For this year’s April A-Z Challenge I am blogging a series of sketches about the free people formerly enslaved on the Cleage plantations in Athens, Tennessee. Most are not related to me by blood, although our families came off of the same plantations – those of Samuel, Alexander and David Cleage. Click on any image to enlarge.
This post is about my relationship to the Cleages of Athens, Tennessee. Kristin Cleage (that is me) was born free in Springfield, Mass. in 1946. My only sister was born when I was 2. My family moved back to Detroit when I was four. I finished high school and graduated with a degree in fine arts from Wayne State University. I worked as a pre-school teacher, a doll maker and a librarian. Eventually I married James Williams, who had an Associates Degree and worked as an organizer and an inspector of asphalt for the Michigan Dept of Transportation. We had six children. All of our children attended college, lived to be adults and most now have children of their own. At various times we have shared our home with children and grandchildren, and other relatives. We owned a variety of homes over the years, some with and some free from mortage. We often lived around extended family. I was the third generation of my Cleages born out of slavery.
My father, Rev. Albert B. Cleage Jr (aka Jaramogi Abebe Agyeman) was born free in Indianapolis, Indiana in 1911 to parents born in Tennessee and Kentucky. His family moved to Kalamazoo, Michigan and eventually Detroit. He had six siblings. All of them lived to be at least eighty years old. He attended public schools in Detroit and graduated with a BA from Wayne State University, followed by a Divinity Degree at Oberlin College and doing post degree work in film at the University of Southern California. He married my mother, Doris Graham and they had two daughters. Both daughters lived to be adults, graduated from college and had seven children between them. My father pastored churches in Lexington, KY; San Francisco, CA; Springfield, MA and Detroit, MI. He was active in politics and with friends and family, published newsletter, advocated self determination and black power for black people. He founded the Shrines of the Black Madonna with churches in Detroit, Atlanta and Houston. He died at the age of 88 in 2000 in South Carolina. He was the second generation born out of slavery.

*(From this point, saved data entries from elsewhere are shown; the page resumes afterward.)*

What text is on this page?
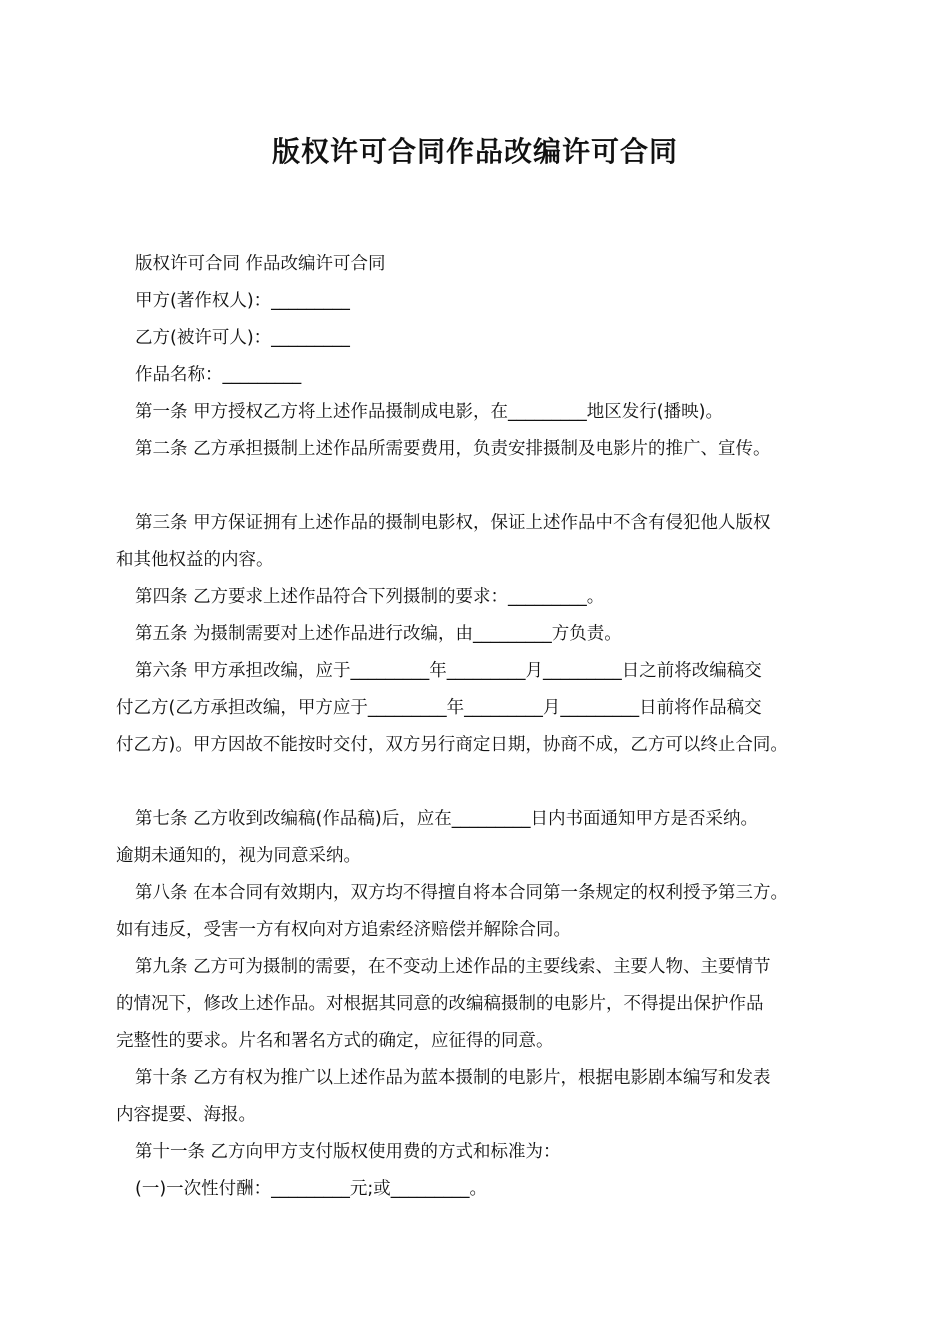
版权许可合同作品改编许可合同

版权许可合同 作品改编许可合同

甲方(著作权人)：_________

乙方(被许可人)：_________

作品名称：_________

第一条 甲方授权乙方将上述作品摄制成电影，在_________地区发行(播映)。

第二条 乙方承担摄制上述作品所需要费用，负责安排摄制及电影片的推广、宣传。

第三条 甲方保证拥有上述作品的摄制电影权，保证上述作品中不含有侵犯他人版权
和其他权益的内容。

第四条 乙方要求上述作品符合下列摄制的要求：_________。

第五条 为摄制需要对上述作品进行改编，由_________方负责。

第六条 甲方承担改编，应于_________年_________月_________日之前将改编稿交
付乙方(乙方承担改编，甲方应于_________年_________月_________日前将作品稿交
付乙方)。甲方因故不能按时交付，双方另行商定日期，协商不成，乙方可以终止合同。

第七条 乙方收到改编稿(作品稿)后，应在_________日内书面通知甲方是否采纳。
逾期未通知的，视为同意采纳。

第八条 在本合同有效期内，双方均不得擅自将本合同第一条规定的权利授予第三方。
如有违反，受害一方有权向对方追索经济赔偿并解除合同。

第九条 乙方可为摄制的需要，在不变动上述作品的主要线索、主要人物、主要情节
的情况下，修改上述作品。对根据其同意的改编稿摄制的电影片，不得提出保护作品
完整性的要求。片名和署名方式的确定，应征得的同意。

第十条 乙方有权为推广以上述作品为蓝本摄制的电影片，根据电影剧本编写和发表
内容提要、海报。

第十一条 乙方向甲方支付版权使用费的方式和标准为：

(一)一次性付酬：_________元;或_________。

My grandfather, Dr. Albert B. Cleage Sr, was born free in Hackberry, Loudon County, TN in 1883. He was the youngest of 5 children born to Lewis Cleage and Celia Rice. Eventually the family moved back to Athens, TN and his parents were divorced. He and his siblings all graduated from high school. Several attended college. My grandfather graduated from Knoxville College in Knoxville, TN and the University of Indiana medical school, Indianapolis, IN. He married my grandmother, Pearl Reed and they had seven children who all lived to age 80 or beyond. After completing his internship, the family moved to Kalamazoo, MI. There he set up his medical practice. After several years they moved to Detroit, Michigan where he opened Cleage Clinic and practiced medicine. Three of his siblings and his mother eventually moved to Detroit. One brother remained in Athens. My grandfather regularly traveled back to visit. During his life, my grandfather helped found three churches and two black hospitals. This was in the days when black doctors could not practice in most white hospitals. In the 1950s my grandfather retired and in 1957 he died in Detroit. He was the first generation born out of slavery.

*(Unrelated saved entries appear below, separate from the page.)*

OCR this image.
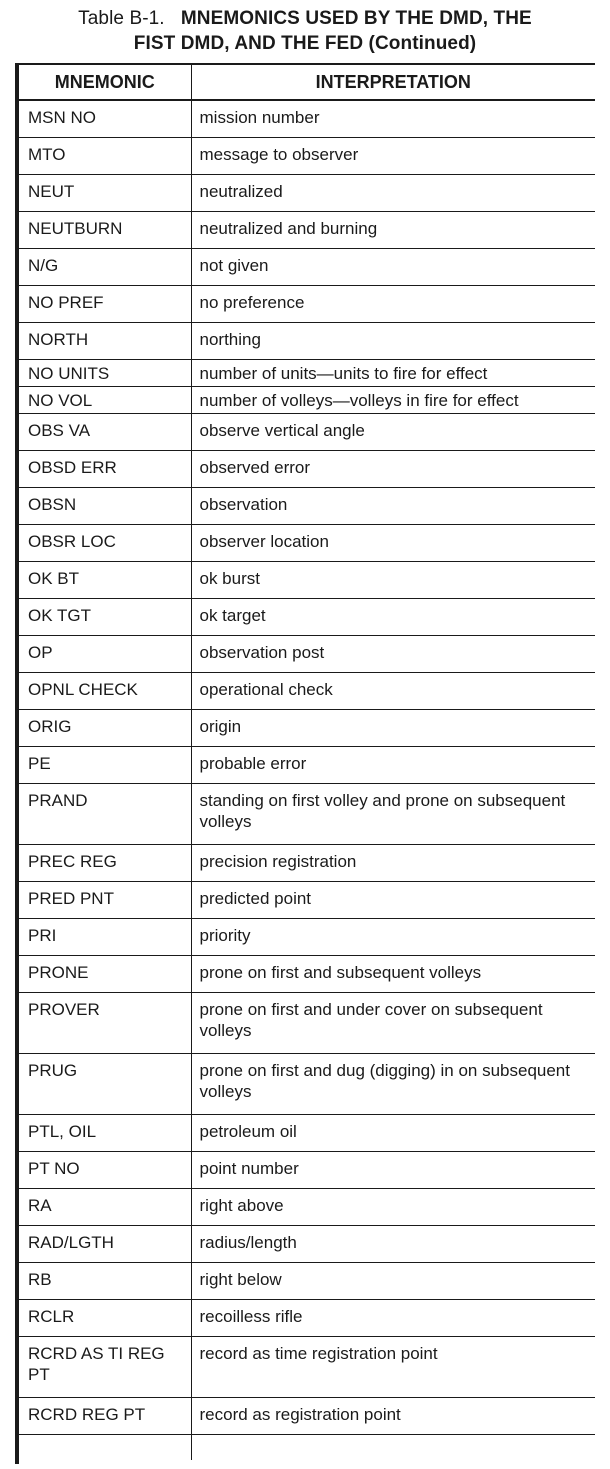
Table B-1. MNEMONICS USED BY THE DMD, THE
FIST DMD, AND THE FED (Continued)
MNEMONIC	INTERPRETATION
MSN NO	mission number
MTO	message to observer
NEUT	neutralized
NEUTBURN	neutralized and burning
N/G	not given
NO PREF	no preference
NORTH	northing
NO UNITS	number of units—units to fire for effect
NO VOL	number of volleys—volleys in fire for effect
OBS VA	observe vertical angle
OBSD ERR	observed error
OBSN	observation
OBSR LOC	observer location
OK BT	ok burst
OK TGT	ok target
OP	observation post
OPNL CHECK	operational check
ORIG	origin
PE	probable error
PRAND	standing on first volley and prone on subsequent volleys
PREC REG	precision registration
PRED PNT	predicted point
PRI	priority
PRONE	prone on first and subsequent volleys
PROVER	prone on first and under cover on subsequent volleys
PRUG	prone on first and dug (digging) in on subsequent volleys
PTL, OIL	petroleum oil
PT NO	point number
RA	right above
RAD/LGTH	radius/length
RB	right below
RCLR	recoilless rifle
RCRD AS TI REG PT	record as time registration point
RCRD REG PT	record as registration point
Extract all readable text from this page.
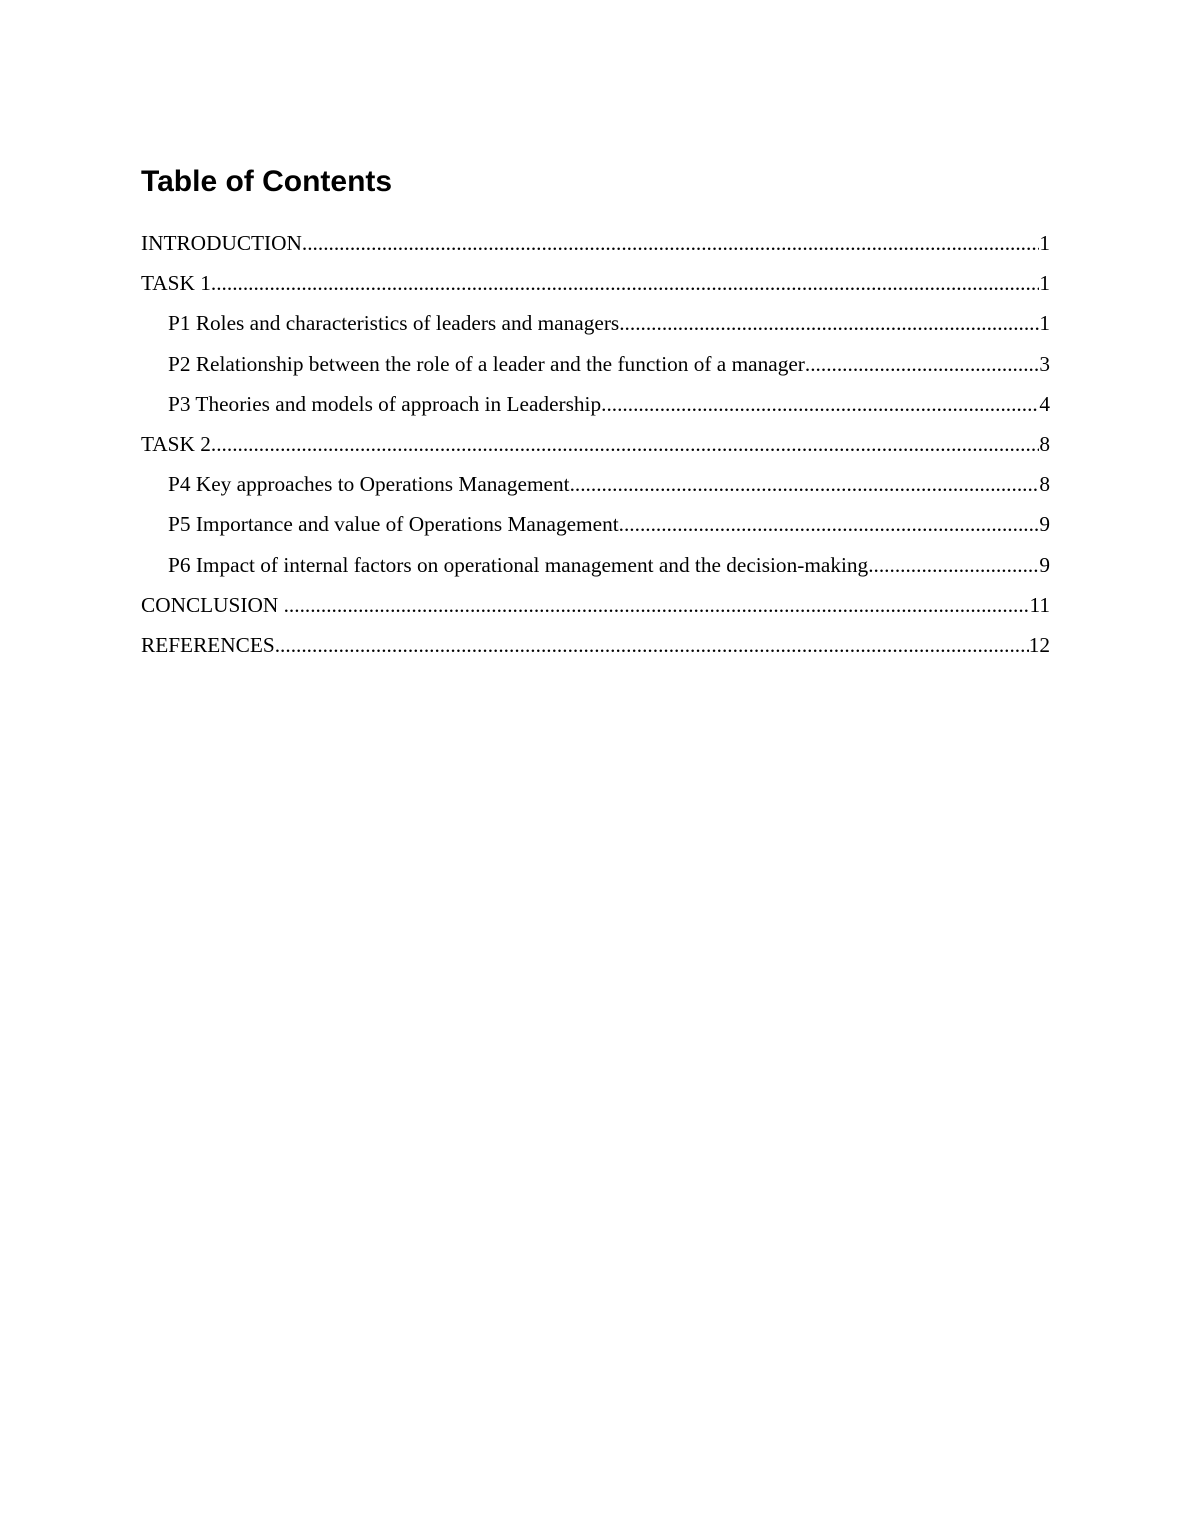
Table of Contents
INTRODUCTION .....	1
TASK 1 .....	1
P1 Roles and characteristics of leaders and managers .....	1
P2 Relationship between the role of a leader and the function of a manager .....	3
P3 Theories and models of approach in Leadership .....	4
TASK 2 .....	8
P4 Key approaches to Operations Management .....	8
P5 Importance and value of Operations Management .....	9
P6 Impact of internal factors on operational management and the decision-making .....	9
CONCLUSION .....	11
REFERENCES .....	12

My greatgrandfather Lewis Cleage was born into slavery on Alexander Cleage’s plantation in McMinn County, about 1852. He was fourteen when freedom came with the end of the Civil War. He married Celia Rice in 1872 in Athens, TN and they had five children. They all lived to adulthood and attended high school and/or college. He worked as a farmer, in the steel mills, on the railroad and did other hard labor all of his life. He never learned to read or write. He died in 1918 in Indianapolis, Indiana. He lived free for 52 of his 66 years.
My 2X great grandfather Frank Cleage was born into slavery about 1816 in North Carolina. I do not know how he came to be on Samuel Cleage’s plantation, but he was there by 1834 when he was mentioned in the letter to the overseer. My 2X great grandmother Juda Cleage, was born into slavery about 1814. She came to Alexander Cleage’s plantation with his wife, Jemima Hurst. Juda was mentioned in both Elijah Hurst’s and Alexander Cleage’s Wills. Frank and Juda both gained their freedom after the Civil War and were legally married that same year. They had at least eight children. Frank worked as a laborer. I have not found them after the 1870 census. I can only trace 3 of their children so I am unable to give death ages. The three children I have found all did hard physical labor and were unable to read and write, as were Frank and Juda.